Among the democratic presidential candidates holding their first televised debate on Tuesday is a veteran politician who’s spent more than two decades on the outer perimeter of American politics. Sen. Bernie Sanders, a rank outsider, will take center stage. A politician who proudly calls himself a socialist is suddenly buoyed up on a wave of grassroots support.
Oddly enough, something similar has been happening in Britain.
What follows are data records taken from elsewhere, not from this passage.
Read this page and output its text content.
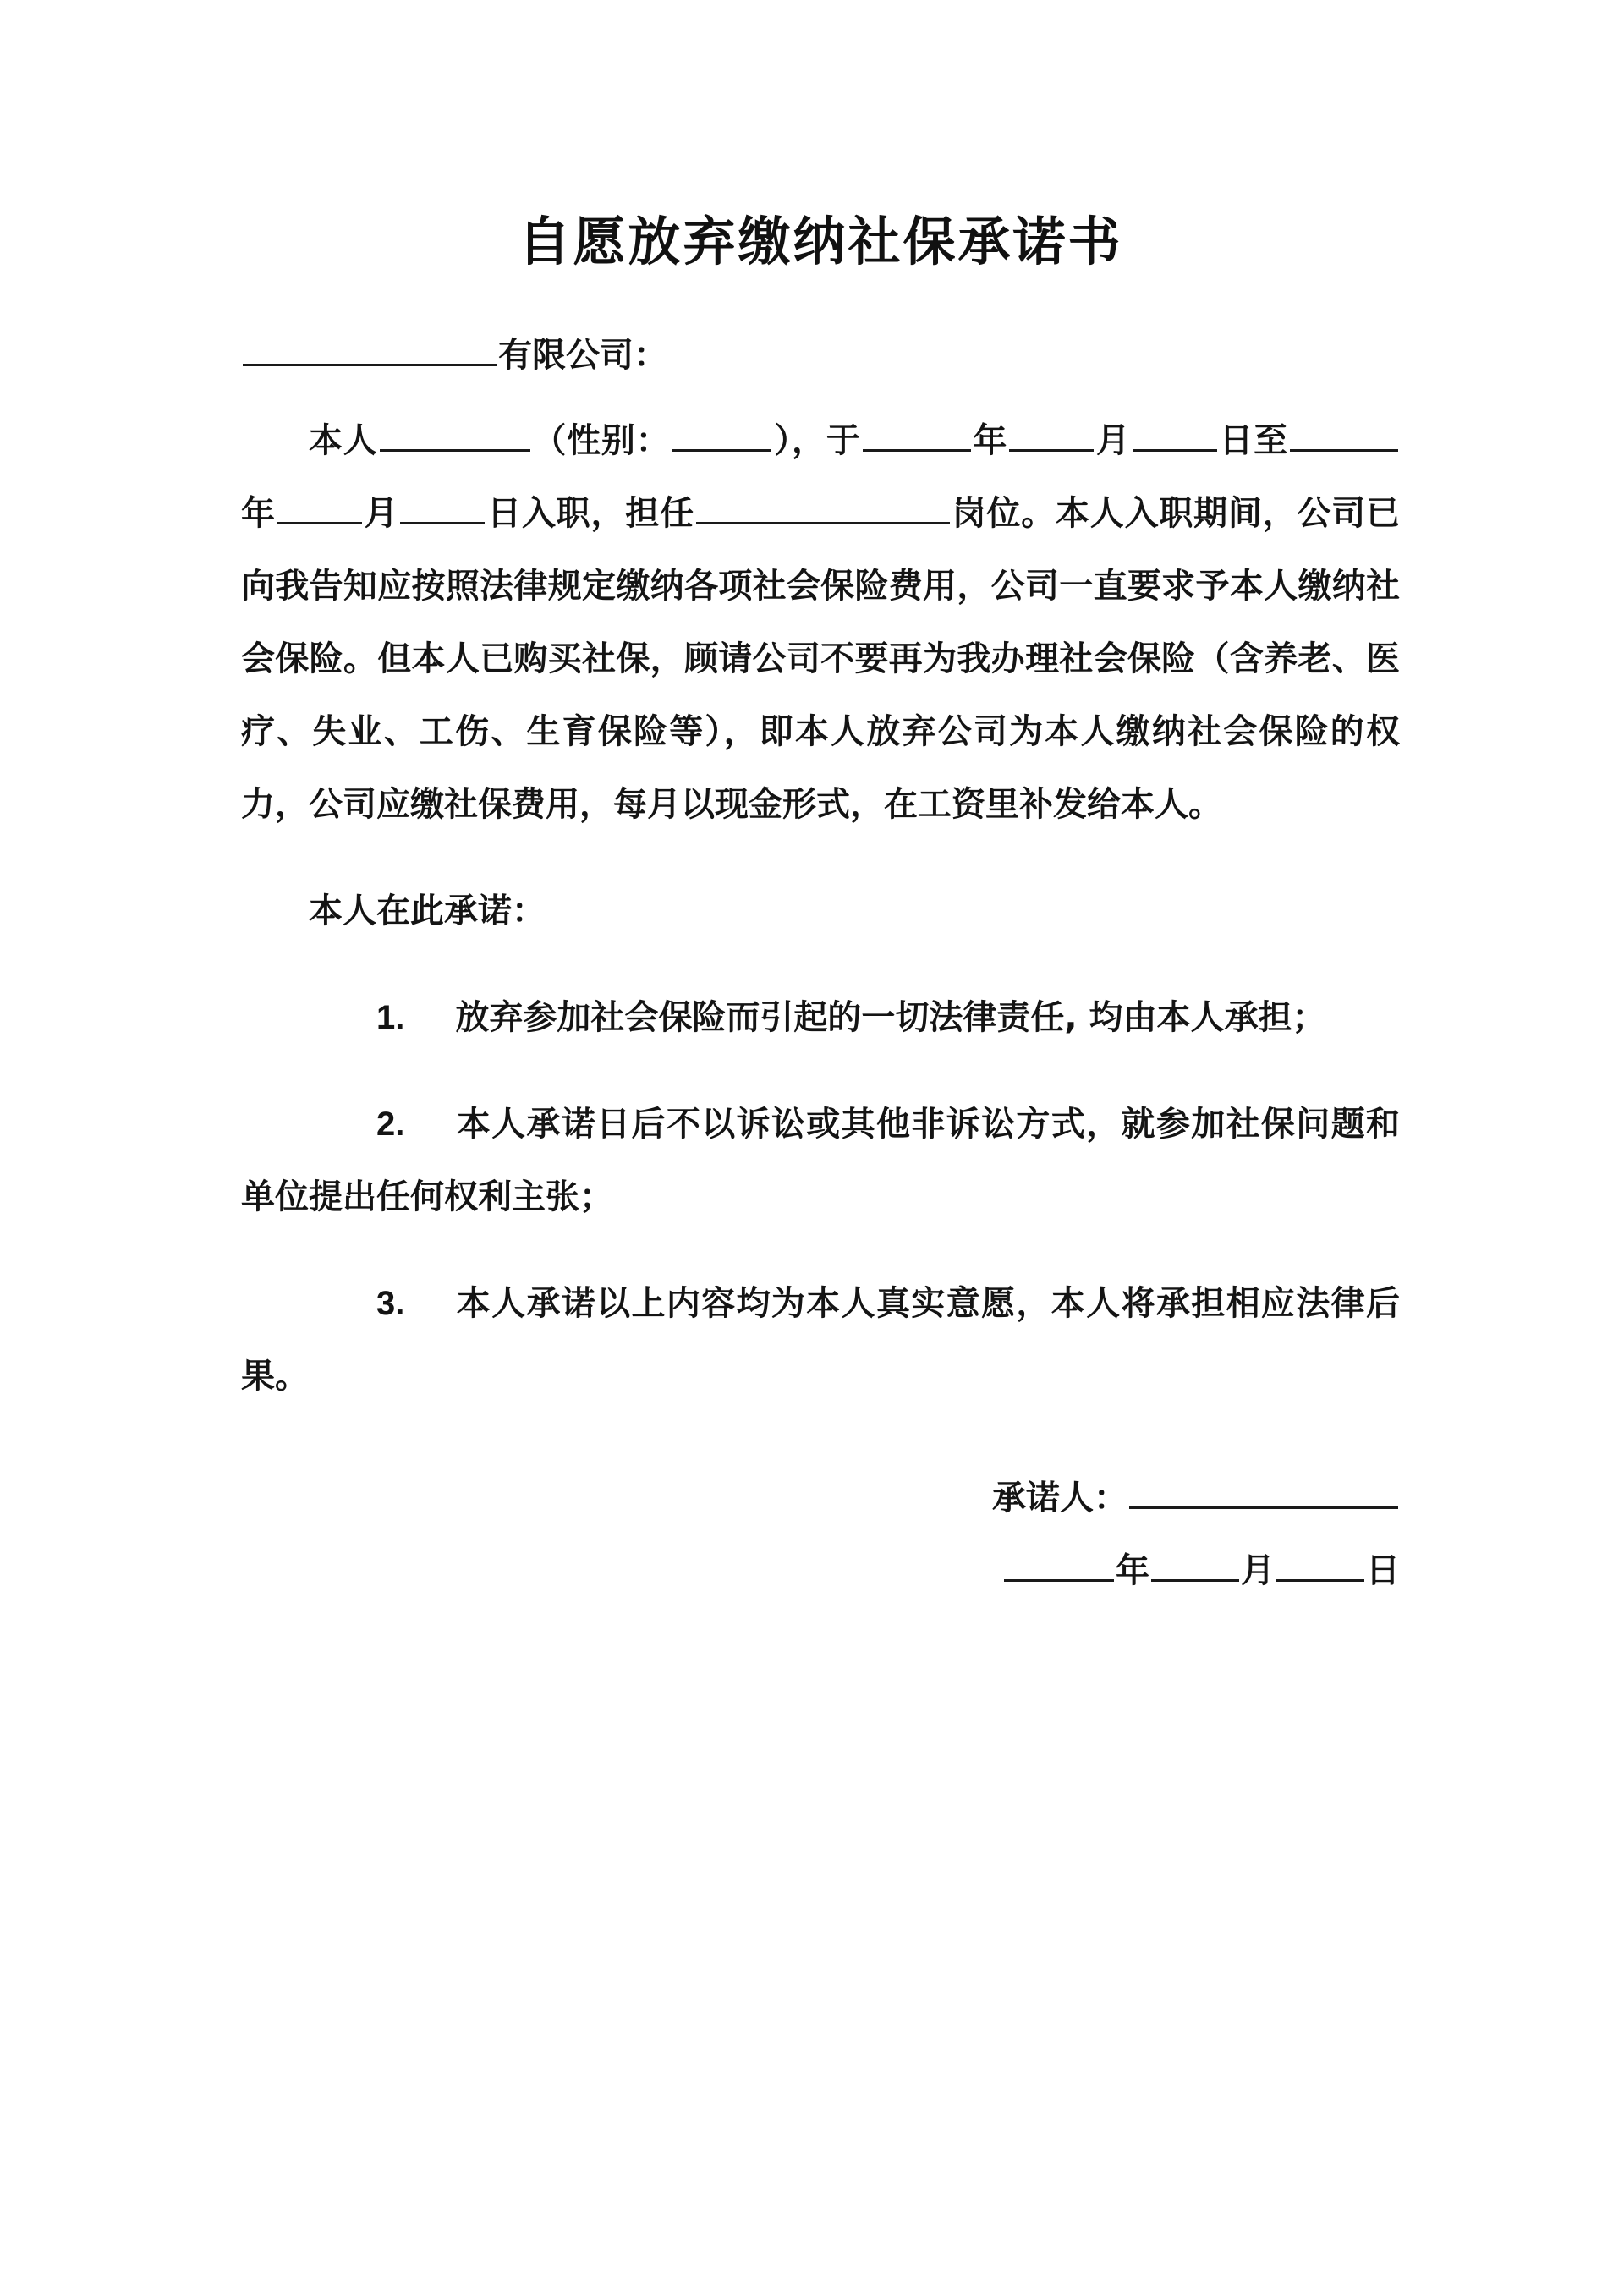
自愿放弃缴纳社保承诺书
有限公司：

本人	（性别：	），于	年	月	日至年	月	日入职，担任	岗位。本人入职期间，公司已向我告知应按照法律规定缴纳各项社会保险费用，公司一直要求予本人缴纳社会保险。但本人已购买社保，顾请公司不要再为我办理社会保险（含养老、医疗、失业、工伤、生育保险等），即本人放弃公司为本人缴纳社会保险的权力，公司应缴社保费用，每月以现金形式，在工资里补发给本人。

本人在此承诺：

1. 放弃参加社会保险而引起的一切法律责任, 均由本人承担；

2. 本人承诺日后不以诉讼或其他非诉讼方式，就参加社保问题和单位提出任何权利主张；

3. 本人承诺以上内容均为本人真实意愿，本人将承担相应法律后果。

承诺人：
年	月	日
After more than 30 years of relative obscurity as a far left lawmaker, Jeremy Corbyn was catapulted into the leadership of the opposition Labour Party last month. He was elected by a large majority of party members thrilled by his radical agenda. Corbyn is promising a socialist revolution with a massive homebuilding program by the state; an end to cuts in welfare; the renationalization of the railways; rent controls; and higher taxes for big business and wealthy individuals.
Corbyn’s socialism is rather more red-blooded than Bernie Sanders. Unlike Corbyn and his colleagues, the senator has not called for the end of capitalism. But Sanders’ brother, Larry, who lives in Britain, says the two men have much in common: They are both riding a wave of disgust against growing inequality.
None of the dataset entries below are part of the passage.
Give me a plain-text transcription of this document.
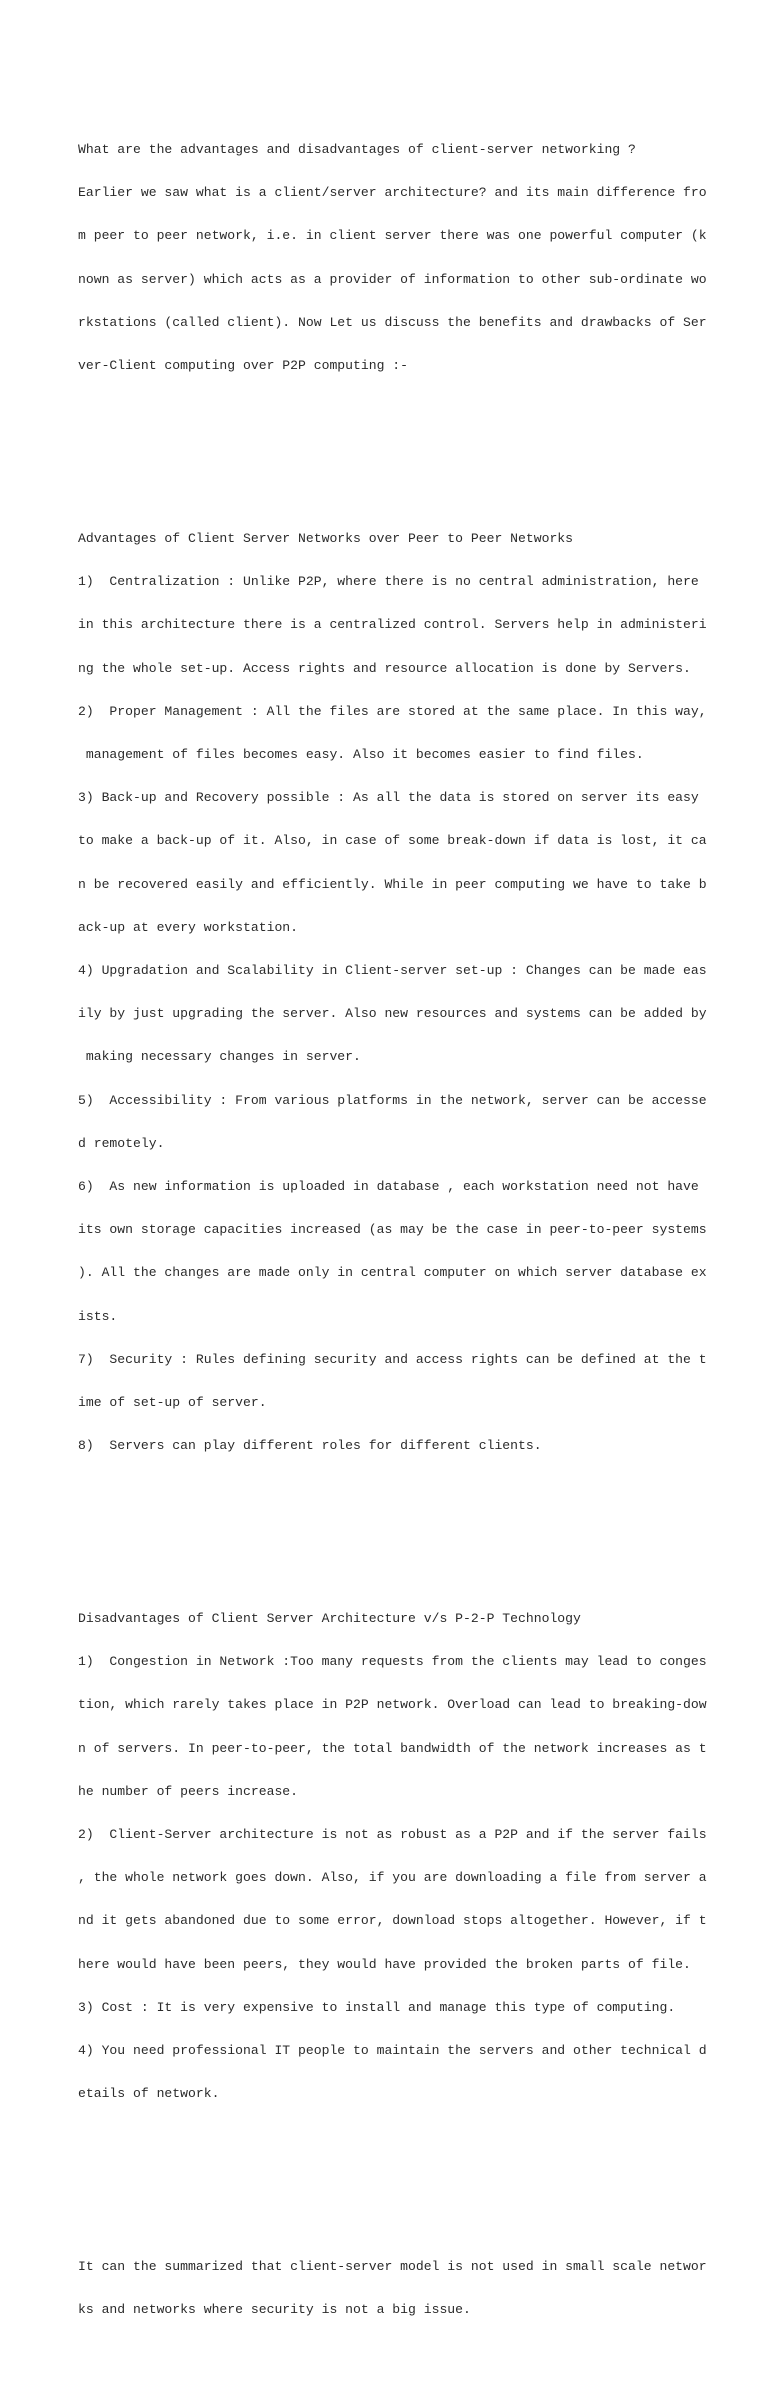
What are the advantages and disadvantages of client-server networking ?

Earlier we saw what is a client/server architecture? and its main difference fro

m peer to peer network, i.e. in client server there was one powerful computer (k

nown as server) which acts as a provider of information to other sub-ordinate wo

rkstations (called client). Now Let us discuss the benefits and drawbacks of Ser

ver-Client computing over P2P computing :-

Advantages of Client Server Networks over Peer to Peer Networks

1)  Centralization : Unlike P2P, where there is no central administration, here

in this architecture there is a centralized control. Servers help in administeri

ng the whole set-up. Access rights and resource allocation is done by Servers.

2)  Proper Management : All the files are stored at the same place. In this way,

management of files becomes easy. Also it becomes easier to find files.

3) Back-up and Recovery possible : As all the data is stored on server its easy

to make a back-up of it. Also, in case of some break-down if data is lost, it ca

n be recovered easily and efficiently. While in peer computing we have to take b

ack-up at every workstation.

4) Upgradation and Scalability in Client-server set-up : Changes can be made eas

ily by just upgrading the server. Also new resources and systems can be added by

making necessary changes in server.

5)  Accessibility : From various platforms in the network, server can be accesse

d remotely.

6)  As new information is uploaded in database , each workstation need not have

its own storage capacities increased (as may be the case in peer-to-peer systems

). All the changes are made only in central computer on which server database ex

ists.

7)  Security : Rules defining security and access rights can be defined at the t

ime of set-up of server.

8)  Servers can play different roles for different clients.

Disadvantages of Client Server Architecture v/s P-2-P Technology

1)  Congestion in Network :Too many requests from the clients may lead to conges

tion, which rarely takes place in P2P network. Overload can lead to breaking-dow

n of servers. In peer-to-peer, the total bandwidth of the network increases as t

he number of peers increase.

2)  Client-Server architecture is not as robust as a P2P and if the server fails

, the whole network goes down. Also, if you are downloading a file from server a

nd it gets abandoned due to some error, download stops altogether. However, if t

here would have been peers, they would have provided the broken parts of file.

3) Cost : It is very expensive to install and manage this type of computing.

4) You need professional IT people to maintain the servers and other technical d

etails of network.

It can the summarized that client-server model is not used in small scale networ

ks and networks where security is not a big issue.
“We’ve had 40 years in both countries in which the countries have gotten more wealthy but the vast majority of that money has gone to a very small number of very rich people,” said Larry Sanders. “My brother and Jeremy Corbyn are committed to combatting that.”
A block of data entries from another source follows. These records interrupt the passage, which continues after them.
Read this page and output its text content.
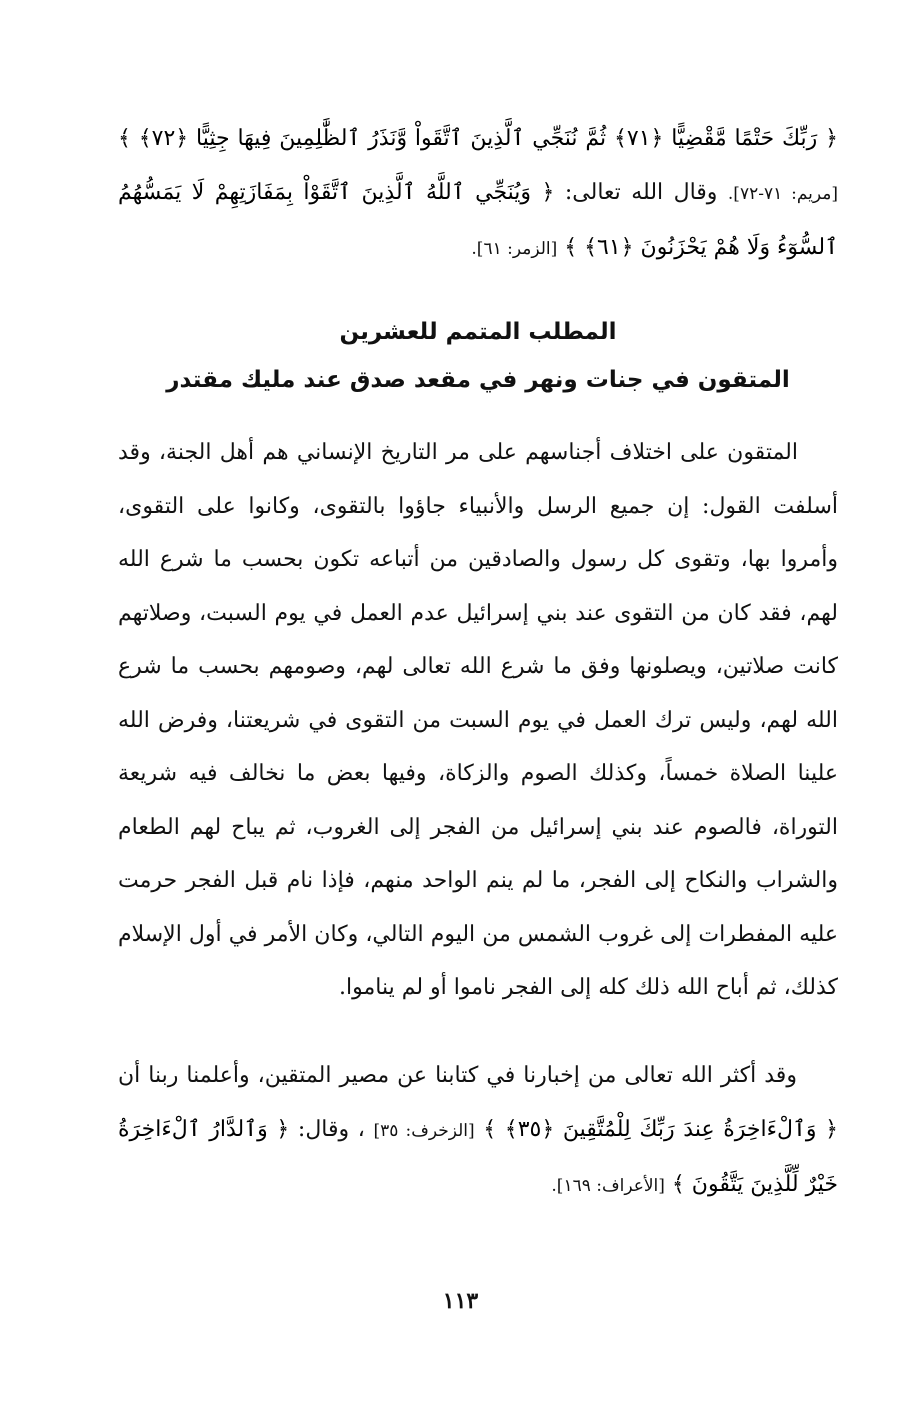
﴿ رَبِّكَ حَتْمًا مَّقْضِيًّا ﴿٧١﴾ ثُمَّ نُنَجِّي ٱلَّذِينَ ٱتَّقَواْ وَّنَذَرُ ٱلظَّٰلِمِينَ فِيهَا جِثِيًّا ﴿٧٢﴾ ﴾ [مريم: ٧١-٧٢]. وقال الله تعالى: ﴿ وَيُنَجِّي ٱللَّهُ ٱلَّذِينَ ٱتَّقَوْاْ بِمَفَازَتِهِمْ لَا يَمَسُّهُمُ ٱلسُّوٓءُ وَلَا هُمْ يَحْزَنُونَ ﴿٦١﴾ ﴾ [الزمر: ٦١].

المطلب المتمم للعشرين
المتقون في جنات ونهر في مقعد صدق عند مليك مقتدر

المتقون على اختلاف أجناسهم على مر التاريخ الإنساني هم أهل الجنة، وقد أسلفت القول: إن جميع الرسل والأنبياء جاؤوا بالتقوى، وكانوا على التقوى، وأمروا بها، وتقوى كل رسول والصادقين من أتباعه تكون بحسب ما شرع الله لهم، فقد كان من التقوى عند بني إسرائيل عدم العمل في يوم السبت، وصلاتهم كانت صلاتين، ويصلونها وفق ما شرع الله تعالى لهم، وصومهم بحسب ما شرع الله لهم، وليس ترك العمل في يوم السبت من التقوى في شريعتنا، وفرض الله علينا الصلاة خمساً، وكذلك الصوم والزكاة، وفيها بعض ما نخالف فيه شريعة التوراة، فالصوم عند بني إسرائيل من الفجر إلى الغروب، ثم يباح لهم الطعام والشراب والنكاح إلى الفجر، ما لم ينم الواحد منهم، فإذا نام قبل الفجر حرمت عليه المفطرات إلى غروب الشمس من اليوم التالي، وكان الأمر في أول الإسلام كذلك، ثم أباح الله ذلك كله إلى الفجر ناموا أو لم يناموا.

وقد أكثر الله تعالى من إخبارنا في كتابنا عن مصير المتقين، وأعلمنا ربنا أن ﴿ وَٱلْءَاخِرَةُ عِندَ رَبِّكَ لِلْمُتَّقِينَ ﴿٣٥﴾ ﴾ [الزخرف: ٣٥] ، وقال: ﴿ وَٱلدَّارُ ٱلْءَاخِرَةُ خَيْرٌ لِّلَّذِينَ يَتَّقُونَ ﴾ [الأعراف: ١٦٩].

١١٣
Joseph Lake of the Economist Intelligence Unit based in New York agreed that both Corbyn and Sanders are deriving support from the same mood of disillusion on both sides of the Atlantic.
“Voters are tired of the same old story: widening inequality, banks that are too big to fail, jobs being shipped overseas. And they’ve responded to this by showing their support for anti-establishment or far left politicians,” he said. “The two politicians have tapped into the same desire for change among younger voters.”
But Lake points out that the American senator and the British parliamentarian are both outsiders who are not plugged in to the political center ground where elections are usually won. He doubts that either will be able to turn their new-found popularity into power.
“I think there is very little chance we will see a President Sanders or a Prime Minister Corbyn,” he said.
Correction: A previous version of this story misspelled Bernie Sanders’ name. The text has been corrected.